New home lending took a positive turn in May with all states - bar one - experiencing an upswing. Find out where you sit on the national scale



New home lending experienced a slight upswing in May, according to ABS housing finance figures released late last week, signalling positive news for brokers in all but one state.

The number of loans for the construction and purchase of new owner-occupied homes rose by 0.6% in May, to a level that is 18.1% higher than a year earlier.

"Today's figures show that new home lending to owner occupiers is continuing to consolidate the stronger gains made earlier on in the year. The current pace of improvement, however, is still quite modest," says HIA economist, Diwa Hopkins.

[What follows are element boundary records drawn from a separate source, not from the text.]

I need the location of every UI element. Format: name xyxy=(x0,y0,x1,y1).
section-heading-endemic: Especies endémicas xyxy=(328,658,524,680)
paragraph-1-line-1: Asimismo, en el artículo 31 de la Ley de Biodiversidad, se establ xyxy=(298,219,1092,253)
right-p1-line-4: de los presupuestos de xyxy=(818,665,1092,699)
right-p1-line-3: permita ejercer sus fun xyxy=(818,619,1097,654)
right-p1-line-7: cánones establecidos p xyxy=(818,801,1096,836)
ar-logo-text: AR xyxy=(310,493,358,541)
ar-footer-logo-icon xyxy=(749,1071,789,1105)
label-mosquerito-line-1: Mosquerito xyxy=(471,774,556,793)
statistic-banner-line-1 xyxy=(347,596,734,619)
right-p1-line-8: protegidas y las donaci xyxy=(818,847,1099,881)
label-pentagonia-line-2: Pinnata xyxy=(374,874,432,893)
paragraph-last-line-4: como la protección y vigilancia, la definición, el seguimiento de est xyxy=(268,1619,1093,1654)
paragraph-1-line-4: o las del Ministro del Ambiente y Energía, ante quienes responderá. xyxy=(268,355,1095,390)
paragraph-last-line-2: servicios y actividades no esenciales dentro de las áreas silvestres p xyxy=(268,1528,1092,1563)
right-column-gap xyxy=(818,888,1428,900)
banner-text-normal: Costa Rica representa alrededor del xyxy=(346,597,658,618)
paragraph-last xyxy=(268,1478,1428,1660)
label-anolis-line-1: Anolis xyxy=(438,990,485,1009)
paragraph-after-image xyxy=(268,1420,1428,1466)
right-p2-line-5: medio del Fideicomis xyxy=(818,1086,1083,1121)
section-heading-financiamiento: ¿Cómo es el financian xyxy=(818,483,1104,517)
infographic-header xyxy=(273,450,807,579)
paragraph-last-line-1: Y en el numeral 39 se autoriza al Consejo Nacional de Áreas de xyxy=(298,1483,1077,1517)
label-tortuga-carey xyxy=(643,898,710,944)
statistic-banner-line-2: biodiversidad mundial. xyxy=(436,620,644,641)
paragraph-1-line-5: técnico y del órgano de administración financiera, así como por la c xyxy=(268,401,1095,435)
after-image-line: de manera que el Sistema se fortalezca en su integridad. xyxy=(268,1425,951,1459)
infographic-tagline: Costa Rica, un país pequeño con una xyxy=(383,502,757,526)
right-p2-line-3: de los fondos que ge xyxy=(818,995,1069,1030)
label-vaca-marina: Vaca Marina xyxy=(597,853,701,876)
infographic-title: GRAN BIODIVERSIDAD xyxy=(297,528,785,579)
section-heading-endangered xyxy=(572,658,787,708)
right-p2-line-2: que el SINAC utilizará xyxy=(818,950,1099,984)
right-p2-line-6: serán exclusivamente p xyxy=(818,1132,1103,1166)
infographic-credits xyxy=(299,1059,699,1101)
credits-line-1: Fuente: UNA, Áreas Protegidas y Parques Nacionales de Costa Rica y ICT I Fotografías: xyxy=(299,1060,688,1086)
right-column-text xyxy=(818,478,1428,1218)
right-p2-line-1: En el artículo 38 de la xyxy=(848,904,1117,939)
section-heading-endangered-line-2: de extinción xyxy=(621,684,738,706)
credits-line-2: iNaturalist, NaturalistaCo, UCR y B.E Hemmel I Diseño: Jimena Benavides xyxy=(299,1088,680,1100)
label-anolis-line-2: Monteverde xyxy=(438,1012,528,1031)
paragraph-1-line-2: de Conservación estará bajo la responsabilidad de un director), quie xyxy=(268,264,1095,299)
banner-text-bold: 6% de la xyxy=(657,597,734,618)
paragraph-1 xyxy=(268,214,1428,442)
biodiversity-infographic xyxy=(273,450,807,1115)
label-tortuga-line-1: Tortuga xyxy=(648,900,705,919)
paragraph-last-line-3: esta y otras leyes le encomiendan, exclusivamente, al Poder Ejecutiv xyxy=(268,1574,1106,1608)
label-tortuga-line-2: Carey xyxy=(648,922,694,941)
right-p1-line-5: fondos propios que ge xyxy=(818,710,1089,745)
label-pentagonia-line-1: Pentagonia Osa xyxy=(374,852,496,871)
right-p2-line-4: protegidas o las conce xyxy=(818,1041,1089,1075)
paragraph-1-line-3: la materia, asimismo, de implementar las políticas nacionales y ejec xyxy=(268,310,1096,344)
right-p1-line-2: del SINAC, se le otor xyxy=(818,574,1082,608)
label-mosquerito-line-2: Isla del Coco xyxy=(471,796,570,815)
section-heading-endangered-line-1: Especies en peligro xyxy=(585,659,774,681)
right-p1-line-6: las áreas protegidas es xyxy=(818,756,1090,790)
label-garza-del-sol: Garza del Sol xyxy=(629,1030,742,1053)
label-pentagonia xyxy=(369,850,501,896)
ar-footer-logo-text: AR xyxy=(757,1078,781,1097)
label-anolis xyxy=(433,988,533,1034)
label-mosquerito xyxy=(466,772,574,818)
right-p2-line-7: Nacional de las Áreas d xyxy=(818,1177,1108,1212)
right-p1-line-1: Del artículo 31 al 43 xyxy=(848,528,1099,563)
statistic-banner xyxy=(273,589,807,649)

"Looking at new home lending across the states and territories, it is encouraging to see that these improvements have been reasonably broad-based. In most jurisdictions, the number of loans over the three months to May 2013 is substantially higher than 12 months ago.”

However, Tasmania remains an exception to the rule, with the state continuing to suffer a ‘particularly protracted decline’, according to Hopkins.

"In terms of lending to investors, in aggregate, the value of lending was up by 1.5% in May. Much of this improvement was driven by lending for new homes, which increased by 17.2%, following last month's weak result.”

In May 2013 the seasonally adjusted number of housing finance commitments (for both new and established owner-occupied housing) increased by 1.0% in New South Wales, 2.6% in Victoria, 3.9% in Queensland, 0.6% in South Australia, 3.4% in Western Australia, 1.7% in Tasmania and 4.7% in the Northern Territory. The total number of housing finance commitments fell by 0.5% in the Australian Capital Territory.